Awareness of squatting is spreading, but reducing it will take time, Farese said.

“We have a law on the books that we never had before,” he said. “The challenge with everything is manpower. …

“We have limited resources, and violent crime is a priority first,” Farese said. “We want people to call and tell us there’s a squatter in the house, but it doesn’t mean a uniformed officer in a black and white will pull up and make an arrest.”

The Henderson Police Department said it has made eight arrests since the new law took effect. Investigations were underway on 60 cases recently.

Sgt. Kirk Moore, who handles squatting for the department, said the new law has given police more leverage to deal with squatting.

“The word has gotten around in the county so people know what to look for and criminals know that if they do this there’s a likelihood of prosecution,” Moore said. “That’s starting to weed out people.”

‘THE WORD IS OUT’

In North Las Vegas, officer Scott Vaughn works with three other officers and city code enforcement on a squatter task force. He said the department has made 10 squatting-related arrests over the last 18 months. Defendants are pleading guilty and getting probation, but face jail time if they continue, he said.

The city has about 100 active squatter cases among 6,000 homes in foreclosure, he said.

“It’s not gotten any better or worse, but has been steady,” Vaughn said. “But word is starting to get out there, and it will be a deterrent.”

Some Realtors and banks with foreclosed homes continue to pay squatters $3,500 to $5,000 to move out, since formal eviction might cost that much, Vaughn said.

“That became a very rampant problem and we are trying to wrap that up as more brokers, banks and realty companies find out what we’re doing,” Vaughn said. “We were able to save one brokerage $12,000 in one week from keeping them doing cash for keys.”

The public has helped fight squatting by telling police where to find other squatters, Vaughn said. He’s even getting tips from mail carriers and firefighters who spot generators powering homes or stealing power from neighbors.

AVOIDING CIVIL COURTS

Realtors are noticing a difference.

Michael Ring, broker/owner of Go Global Realty, said he’s had no squatting cases at his 280 properties this year. From 2011 to 2015, he’d averaged about 10 squatter cases a year, he said.
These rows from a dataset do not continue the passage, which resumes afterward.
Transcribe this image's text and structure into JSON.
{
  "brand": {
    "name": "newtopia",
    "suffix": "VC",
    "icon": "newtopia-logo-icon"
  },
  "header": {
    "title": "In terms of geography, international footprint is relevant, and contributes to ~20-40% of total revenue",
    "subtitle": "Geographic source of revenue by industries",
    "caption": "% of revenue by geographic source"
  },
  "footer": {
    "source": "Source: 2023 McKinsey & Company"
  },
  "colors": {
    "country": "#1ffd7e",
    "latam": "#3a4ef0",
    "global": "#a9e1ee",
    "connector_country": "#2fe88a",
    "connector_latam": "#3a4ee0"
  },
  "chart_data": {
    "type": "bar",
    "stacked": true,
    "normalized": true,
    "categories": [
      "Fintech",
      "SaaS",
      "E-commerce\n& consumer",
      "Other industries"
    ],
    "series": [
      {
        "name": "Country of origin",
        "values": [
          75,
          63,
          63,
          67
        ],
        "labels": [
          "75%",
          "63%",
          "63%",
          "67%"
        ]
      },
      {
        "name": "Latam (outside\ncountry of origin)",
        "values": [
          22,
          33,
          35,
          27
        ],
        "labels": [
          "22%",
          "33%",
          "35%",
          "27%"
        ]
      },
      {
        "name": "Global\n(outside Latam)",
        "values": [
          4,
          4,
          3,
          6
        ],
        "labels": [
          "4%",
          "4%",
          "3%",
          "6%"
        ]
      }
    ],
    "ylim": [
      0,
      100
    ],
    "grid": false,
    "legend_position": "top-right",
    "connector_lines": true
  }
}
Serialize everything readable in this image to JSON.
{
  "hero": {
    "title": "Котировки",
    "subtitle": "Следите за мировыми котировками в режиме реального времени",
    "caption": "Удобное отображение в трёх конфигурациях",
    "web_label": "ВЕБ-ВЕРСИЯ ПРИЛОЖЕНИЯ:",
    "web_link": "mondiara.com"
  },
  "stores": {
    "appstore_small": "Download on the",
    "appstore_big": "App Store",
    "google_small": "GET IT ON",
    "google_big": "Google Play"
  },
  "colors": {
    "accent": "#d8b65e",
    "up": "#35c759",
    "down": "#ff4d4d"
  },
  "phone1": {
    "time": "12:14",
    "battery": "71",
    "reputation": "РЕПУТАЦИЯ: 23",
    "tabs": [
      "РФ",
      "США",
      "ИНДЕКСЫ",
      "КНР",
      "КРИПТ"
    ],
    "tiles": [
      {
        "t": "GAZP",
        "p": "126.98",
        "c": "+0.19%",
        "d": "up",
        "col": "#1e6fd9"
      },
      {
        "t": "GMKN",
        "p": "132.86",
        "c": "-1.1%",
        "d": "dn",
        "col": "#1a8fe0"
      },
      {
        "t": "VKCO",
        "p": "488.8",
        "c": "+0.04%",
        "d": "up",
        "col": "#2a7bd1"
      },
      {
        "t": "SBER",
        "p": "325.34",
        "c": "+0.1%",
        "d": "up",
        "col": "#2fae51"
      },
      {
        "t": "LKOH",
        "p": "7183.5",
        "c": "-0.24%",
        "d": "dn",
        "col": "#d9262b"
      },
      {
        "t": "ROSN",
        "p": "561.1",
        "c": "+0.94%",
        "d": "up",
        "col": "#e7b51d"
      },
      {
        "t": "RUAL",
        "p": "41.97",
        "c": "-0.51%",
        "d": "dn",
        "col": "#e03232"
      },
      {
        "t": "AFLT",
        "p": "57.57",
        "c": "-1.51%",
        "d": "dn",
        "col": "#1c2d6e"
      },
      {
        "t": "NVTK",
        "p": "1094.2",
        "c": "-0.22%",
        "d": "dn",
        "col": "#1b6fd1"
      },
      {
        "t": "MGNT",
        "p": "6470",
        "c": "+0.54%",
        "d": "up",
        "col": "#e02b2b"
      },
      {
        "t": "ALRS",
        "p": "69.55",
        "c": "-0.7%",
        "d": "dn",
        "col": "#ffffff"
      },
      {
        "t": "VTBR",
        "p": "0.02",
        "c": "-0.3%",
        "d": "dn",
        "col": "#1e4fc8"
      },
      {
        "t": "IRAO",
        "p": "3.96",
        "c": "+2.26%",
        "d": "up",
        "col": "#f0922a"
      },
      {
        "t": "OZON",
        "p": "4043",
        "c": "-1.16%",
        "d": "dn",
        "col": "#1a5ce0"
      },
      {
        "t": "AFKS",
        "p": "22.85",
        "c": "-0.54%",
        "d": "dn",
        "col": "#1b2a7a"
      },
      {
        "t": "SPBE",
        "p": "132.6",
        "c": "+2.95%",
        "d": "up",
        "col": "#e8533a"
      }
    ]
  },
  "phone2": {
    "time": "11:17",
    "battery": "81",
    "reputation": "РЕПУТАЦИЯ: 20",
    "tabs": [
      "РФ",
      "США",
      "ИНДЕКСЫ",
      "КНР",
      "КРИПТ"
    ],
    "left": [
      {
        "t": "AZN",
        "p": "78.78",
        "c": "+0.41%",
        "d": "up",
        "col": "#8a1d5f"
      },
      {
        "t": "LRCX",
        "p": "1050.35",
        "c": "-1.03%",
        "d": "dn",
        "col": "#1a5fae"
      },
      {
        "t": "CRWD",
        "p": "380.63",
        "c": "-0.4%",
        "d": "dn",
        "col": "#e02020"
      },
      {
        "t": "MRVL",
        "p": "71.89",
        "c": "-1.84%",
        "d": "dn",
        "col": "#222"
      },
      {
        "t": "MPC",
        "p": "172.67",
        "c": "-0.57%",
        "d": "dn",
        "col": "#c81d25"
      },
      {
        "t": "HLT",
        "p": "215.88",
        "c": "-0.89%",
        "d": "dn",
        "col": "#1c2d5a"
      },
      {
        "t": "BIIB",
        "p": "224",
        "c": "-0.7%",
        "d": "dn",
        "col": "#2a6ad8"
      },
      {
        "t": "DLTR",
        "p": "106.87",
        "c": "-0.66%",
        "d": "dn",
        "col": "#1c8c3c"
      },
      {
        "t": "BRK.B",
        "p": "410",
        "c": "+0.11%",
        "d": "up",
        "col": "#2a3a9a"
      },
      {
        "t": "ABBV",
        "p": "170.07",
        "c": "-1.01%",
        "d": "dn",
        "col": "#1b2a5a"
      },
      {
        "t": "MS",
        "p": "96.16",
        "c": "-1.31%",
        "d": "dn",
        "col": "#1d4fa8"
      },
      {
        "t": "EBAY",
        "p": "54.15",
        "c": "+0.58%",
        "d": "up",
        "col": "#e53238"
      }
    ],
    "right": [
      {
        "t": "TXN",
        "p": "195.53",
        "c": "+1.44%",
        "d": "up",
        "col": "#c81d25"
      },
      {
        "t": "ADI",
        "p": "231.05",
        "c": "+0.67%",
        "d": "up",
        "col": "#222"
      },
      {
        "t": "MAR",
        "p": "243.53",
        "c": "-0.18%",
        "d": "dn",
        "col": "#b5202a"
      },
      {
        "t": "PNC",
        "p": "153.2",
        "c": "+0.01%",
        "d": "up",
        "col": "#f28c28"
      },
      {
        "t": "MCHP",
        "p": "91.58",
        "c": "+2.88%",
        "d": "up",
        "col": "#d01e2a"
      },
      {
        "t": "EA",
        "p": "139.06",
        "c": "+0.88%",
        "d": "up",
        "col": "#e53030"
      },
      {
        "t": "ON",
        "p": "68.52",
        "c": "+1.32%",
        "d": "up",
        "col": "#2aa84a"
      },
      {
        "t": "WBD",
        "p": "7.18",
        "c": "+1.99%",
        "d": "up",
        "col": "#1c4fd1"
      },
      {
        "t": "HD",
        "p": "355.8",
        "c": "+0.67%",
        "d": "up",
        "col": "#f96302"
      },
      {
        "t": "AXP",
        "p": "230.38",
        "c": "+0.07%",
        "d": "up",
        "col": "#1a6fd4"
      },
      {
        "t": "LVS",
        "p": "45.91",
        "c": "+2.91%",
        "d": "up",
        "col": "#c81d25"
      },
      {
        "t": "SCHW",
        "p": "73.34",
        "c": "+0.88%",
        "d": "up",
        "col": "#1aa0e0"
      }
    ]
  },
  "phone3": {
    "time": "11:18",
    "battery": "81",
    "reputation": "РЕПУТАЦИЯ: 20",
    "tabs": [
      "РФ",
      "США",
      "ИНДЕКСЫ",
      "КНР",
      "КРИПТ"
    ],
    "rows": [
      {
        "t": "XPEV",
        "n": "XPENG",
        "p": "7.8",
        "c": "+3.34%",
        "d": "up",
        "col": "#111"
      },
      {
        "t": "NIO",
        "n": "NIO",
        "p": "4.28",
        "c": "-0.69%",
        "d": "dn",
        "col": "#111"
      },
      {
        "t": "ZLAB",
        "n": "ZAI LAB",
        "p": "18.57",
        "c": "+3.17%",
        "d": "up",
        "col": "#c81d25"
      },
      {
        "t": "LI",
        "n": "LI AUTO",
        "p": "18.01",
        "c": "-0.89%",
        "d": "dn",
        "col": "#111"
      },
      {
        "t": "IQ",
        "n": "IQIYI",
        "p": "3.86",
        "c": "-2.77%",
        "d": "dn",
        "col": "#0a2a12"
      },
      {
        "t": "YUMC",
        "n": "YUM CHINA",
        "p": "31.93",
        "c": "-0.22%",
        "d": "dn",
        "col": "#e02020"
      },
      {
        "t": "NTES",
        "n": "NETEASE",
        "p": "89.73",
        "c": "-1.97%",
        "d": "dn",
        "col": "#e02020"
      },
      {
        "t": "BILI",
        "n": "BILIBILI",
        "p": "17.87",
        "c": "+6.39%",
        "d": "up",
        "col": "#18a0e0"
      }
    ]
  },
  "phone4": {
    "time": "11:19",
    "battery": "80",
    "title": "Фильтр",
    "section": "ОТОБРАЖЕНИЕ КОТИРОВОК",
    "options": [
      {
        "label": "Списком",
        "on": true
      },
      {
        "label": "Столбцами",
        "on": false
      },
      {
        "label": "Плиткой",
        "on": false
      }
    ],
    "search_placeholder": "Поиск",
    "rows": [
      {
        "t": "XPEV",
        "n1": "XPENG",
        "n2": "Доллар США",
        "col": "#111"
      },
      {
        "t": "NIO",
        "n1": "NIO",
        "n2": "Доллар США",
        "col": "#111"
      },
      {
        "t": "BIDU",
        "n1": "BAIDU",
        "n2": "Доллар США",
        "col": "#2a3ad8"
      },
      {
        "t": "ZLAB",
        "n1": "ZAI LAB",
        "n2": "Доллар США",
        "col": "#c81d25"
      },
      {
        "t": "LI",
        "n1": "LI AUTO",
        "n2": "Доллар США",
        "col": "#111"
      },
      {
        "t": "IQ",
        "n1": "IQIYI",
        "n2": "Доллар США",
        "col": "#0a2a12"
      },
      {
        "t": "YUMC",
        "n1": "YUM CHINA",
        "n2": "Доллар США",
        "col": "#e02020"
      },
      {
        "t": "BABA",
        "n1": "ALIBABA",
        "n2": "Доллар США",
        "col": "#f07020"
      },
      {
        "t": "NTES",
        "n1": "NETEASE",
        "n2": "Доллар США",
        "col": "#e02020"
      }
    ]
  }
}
“Now they know they can’t hide in the shadows because people will report them,” said Ring, vice chairman of the GLVAR’s property management committee.

Bill Hastings, broker/owner of Hasting Brokerage, which manages foreclosed homes for banks, said the new law has teeth.

“You still have squatters going on, but you have a structure to handle them now,” Vaughn said. “It gets them out period because before cops would tell you it’s a civil matter and you just have to deal with it.”